One additional comment about the political theology often embraced by these groups is needed. In the 1980s, a new movement known as Dominion Theology or the Reconstructionist Movement surfaced among conservative Evangelicals. This group interpreted the Bible – especially the Old Testament – as commanding believers "to restore" each nation according to theocratic principles and to promote Evangelical moral paradigms. Reconstructionists affirm an eschatological and political vision founded on the belief that Christians were destined to govern the world. Many prominent Evangelical politicians in Latin America have embraced this ideology. They seek to bring others to their faith not only because of their propensity for proselytism but also because of their conviction that, once a nation reaches a critical mass of believers, the Spirit will pour out God's justice and prosperity upon the population (Smith & Campos, 2012). Undoubtedly, this ideology is present, in one form or another, in other contexts and people need to be aware of its presence. It is worth noting that nowhere that the Reconstructionists have held power or influence – in Guatemala, Brazil, Nicaragua, El Salvador or Peru, for example – have they been able successfully to model sound public governance nor successfully resolve such issues as systemic corruption and violence. But they are present, they have money, and they often have access to media and to opinion leaders.
Across the region, Catholics, Protestants and people who are not affiliated with any religion generally have similar views on whether there is a conflict between faith and science. But Protestants are less accepting of evolution than are Catholics or the religiously unaffiliated.

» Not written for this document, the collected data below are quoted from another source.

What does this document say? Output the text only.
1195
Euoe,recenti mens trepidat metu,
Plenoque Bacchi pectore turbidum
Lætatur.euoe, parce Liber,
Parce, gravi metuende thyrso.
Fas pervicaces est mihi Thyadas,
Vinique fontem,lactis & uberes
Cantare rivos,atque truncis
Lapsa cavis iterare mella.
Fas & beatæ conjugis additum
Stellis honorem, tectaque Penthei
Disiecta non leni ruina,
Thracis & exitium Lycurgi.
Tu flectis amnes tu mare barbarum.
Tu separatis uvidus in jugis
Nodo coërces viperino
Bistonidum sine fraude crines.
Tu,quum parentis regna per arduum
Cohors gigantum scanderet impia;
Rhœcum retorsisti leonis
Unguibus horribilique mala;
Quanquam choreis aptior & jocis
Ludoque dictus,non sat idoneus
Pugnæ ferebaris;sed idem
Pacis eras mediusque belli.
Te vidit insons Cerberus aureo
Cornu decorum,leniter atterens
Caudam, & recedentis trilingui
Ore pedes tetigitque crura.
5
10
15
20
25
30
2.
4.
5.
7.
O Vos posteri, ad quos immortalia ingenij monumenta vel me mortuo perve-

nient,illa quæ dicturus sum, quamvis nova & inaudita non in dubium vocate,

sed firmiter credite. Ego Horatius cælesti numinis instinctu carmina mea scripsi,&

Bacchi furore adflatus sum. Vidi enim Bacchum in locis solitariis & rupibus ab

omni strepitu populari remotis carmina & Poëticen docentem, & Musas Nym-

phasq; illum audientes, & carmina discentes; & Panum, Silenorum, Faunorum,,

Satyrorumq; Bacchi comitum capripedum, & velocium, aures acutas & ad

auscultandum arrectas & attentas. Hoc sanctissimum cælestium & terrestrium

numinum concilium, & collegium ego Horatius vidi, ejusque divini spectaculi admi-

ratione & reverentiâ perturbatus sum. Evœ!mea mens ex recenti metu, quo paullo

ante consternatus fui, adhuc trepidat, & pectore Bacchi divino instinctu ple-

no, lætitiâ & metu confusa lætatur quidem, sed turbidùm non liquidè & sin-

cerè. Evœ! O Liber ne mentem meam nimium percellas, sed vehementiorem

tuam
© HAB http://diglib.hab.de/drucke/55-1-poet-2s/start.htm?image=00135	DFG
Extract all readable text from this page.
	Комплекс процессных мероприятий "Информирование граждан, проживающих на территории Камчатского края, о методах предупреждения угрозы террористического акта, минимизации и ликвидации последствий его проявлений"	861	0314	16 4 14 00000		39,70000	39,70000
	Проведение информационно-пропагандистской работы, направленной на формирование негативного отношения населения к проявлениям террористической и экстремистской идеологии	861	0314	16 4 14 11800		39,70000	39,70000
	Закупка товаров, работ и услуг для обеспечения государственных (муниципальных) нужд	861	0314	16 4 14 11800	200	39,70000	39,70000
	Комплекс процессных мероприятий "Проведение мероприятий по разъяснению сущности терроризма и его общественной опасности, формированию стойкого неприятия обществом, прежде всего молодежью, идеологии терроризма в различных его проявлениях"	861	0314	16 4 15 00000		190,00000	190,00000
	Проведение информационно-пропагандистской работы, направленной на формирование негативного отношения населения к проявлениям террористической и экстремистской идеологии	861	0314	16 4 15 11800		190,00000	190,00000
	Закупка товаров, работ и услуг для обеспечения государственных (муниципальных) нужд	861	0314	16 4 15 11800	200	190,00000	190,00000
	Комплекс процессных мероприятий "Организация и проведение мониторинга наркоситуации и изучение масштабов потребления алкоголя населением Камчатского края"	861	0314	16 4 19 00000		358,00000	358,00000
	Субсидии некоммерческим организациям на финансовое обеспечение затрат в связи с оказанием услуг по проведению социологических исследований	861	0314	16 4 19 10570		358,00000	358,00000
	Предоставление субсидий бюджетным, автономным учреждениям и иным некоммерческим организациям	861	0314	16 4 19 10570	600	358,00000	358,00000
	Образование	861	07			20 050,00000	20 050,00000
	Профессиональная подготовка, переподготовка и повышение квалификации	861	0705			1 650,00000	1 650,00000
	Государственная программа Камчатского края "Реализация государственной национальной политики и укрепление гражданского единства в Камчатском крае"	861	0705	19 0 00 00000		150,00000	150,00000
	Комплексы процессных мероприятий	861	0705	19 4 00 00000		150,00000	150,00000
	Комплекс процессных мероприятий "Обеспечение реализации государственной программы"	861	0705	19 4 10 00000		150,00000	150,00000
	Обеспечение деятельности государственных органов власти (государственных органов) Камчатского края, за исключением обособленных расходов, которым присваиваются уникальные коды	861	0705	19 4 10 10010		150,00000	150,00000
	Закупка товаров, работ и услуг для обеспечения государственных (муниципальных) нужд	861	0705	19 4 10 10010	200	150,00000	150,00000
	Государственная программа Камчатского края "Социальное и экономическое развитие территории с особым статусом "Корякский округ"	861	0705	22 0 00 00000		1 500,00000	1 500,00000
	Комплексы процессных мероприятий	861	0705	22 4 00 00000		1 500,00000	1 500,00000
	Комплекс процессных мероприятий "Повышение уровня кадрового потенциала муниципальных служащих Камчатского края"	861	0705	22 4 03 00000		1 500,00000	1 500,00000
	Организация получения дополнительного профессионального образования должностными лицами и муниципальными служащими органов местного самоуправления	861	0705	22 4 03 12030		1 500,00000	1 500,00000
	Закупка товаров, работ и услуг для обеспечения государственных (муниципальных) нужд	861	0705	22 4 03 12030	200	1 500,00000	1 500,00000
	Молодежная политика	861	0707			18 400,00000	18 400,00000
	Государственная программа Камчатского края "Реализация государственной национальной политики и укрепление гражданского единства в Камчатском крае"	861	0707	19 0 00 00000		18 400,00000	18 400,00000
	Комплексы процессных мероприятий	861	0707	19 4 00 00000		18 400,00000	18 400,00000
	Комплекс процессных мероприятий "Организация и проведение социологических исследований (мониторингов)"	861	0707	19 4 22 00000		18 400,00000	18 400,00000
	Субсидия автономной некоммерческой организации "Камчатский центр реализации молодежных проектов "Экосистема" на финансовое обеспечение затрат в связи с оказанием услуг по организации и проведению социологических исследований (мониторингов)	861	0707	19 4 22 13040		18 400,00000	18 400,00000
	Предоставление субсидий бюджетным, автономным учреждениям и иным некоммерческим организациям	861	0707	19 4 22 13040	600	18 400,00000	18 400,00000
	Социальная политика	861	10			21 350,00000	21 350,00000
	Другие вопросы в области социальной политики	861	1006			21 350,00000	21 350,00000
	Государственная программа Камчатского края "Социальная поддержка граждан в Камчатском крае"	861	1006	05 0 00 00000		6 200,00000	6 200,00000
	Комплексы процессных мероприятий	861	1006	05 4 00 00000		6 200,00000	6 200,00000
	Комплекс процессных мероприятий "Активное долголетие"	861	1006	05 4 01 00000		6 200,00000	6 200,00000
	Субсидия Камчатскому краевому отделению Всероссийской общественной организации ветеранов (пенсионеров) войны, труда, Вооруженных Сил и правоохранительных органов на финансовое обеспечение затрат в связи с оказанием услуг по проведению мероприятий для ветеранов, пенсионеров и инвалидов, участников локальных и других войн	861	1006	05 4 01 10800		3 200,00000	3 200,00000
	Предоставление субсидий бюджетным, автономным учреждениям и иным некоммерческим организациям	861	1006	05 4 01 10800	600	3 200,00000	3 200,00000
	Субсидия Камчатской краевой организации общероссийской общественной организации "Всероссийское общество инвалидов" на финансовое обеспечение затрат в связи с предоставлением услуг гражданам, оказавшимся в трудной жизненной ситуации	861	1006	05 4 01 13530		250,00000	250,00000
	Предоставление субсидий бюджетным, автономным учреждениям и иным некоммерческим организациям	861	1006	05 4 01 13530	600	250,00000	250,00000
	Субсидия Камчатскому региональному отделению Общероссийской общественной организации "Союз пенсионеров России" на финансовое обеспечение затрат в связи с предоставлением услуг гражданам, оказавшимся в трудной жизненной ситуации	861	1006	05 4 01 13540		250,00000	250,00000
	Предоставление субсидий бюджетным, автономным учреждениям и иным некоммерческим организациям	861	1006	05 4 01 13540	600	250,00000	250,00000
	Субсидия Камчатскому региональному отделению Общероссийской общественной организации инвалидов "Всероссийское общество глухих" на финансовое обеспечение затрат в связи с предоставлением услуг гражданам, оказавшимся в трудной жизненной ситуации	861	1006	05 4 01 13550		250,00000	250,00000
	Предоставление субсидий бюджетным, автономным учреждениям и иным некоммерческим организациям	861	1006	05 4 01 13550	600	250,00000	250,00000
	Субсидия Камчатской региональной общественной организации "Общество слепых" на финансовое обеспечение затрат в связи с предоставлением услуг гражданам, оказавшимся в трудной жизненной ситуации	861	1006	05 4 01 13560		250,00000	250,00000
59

Considering that the Latin Americansocial imaginary) does not generally include science, and Christians generally do not reflect systematically on science and religion, how we can explain their acceptance of evolution? A possible answer could be uncomfortable for Christians who try to build fruitful initiatives to discuss these issues: many Roman Catholics, who belong to a centralized religion—and who are very devoted to this religious tradition in Latin America—basically follow whatever their church officially establishes at the Vatican, which accepts evolution. On the other hand, many Protestants who accept evolution do so mainly as a reaction to evangelical fundamentalism—which has generally been seen as contrary to evolution— but not as a consequence of taking science seriously in their reflections about faith and natural world. Unfortunately, this makes sense given the uses and abuses of science among Protestants in Latin America. Many Latin American Protestants are suspicious of any attempt to generate dialogue between science and faith, or they are just apathetic about these issues. But what is more problematic is that among Protestants interested in science, it is often for apologetic and opportunistic purposes, rather than as a way to generate an honest discussions about big questions or to re-examine their worldview in the context of science.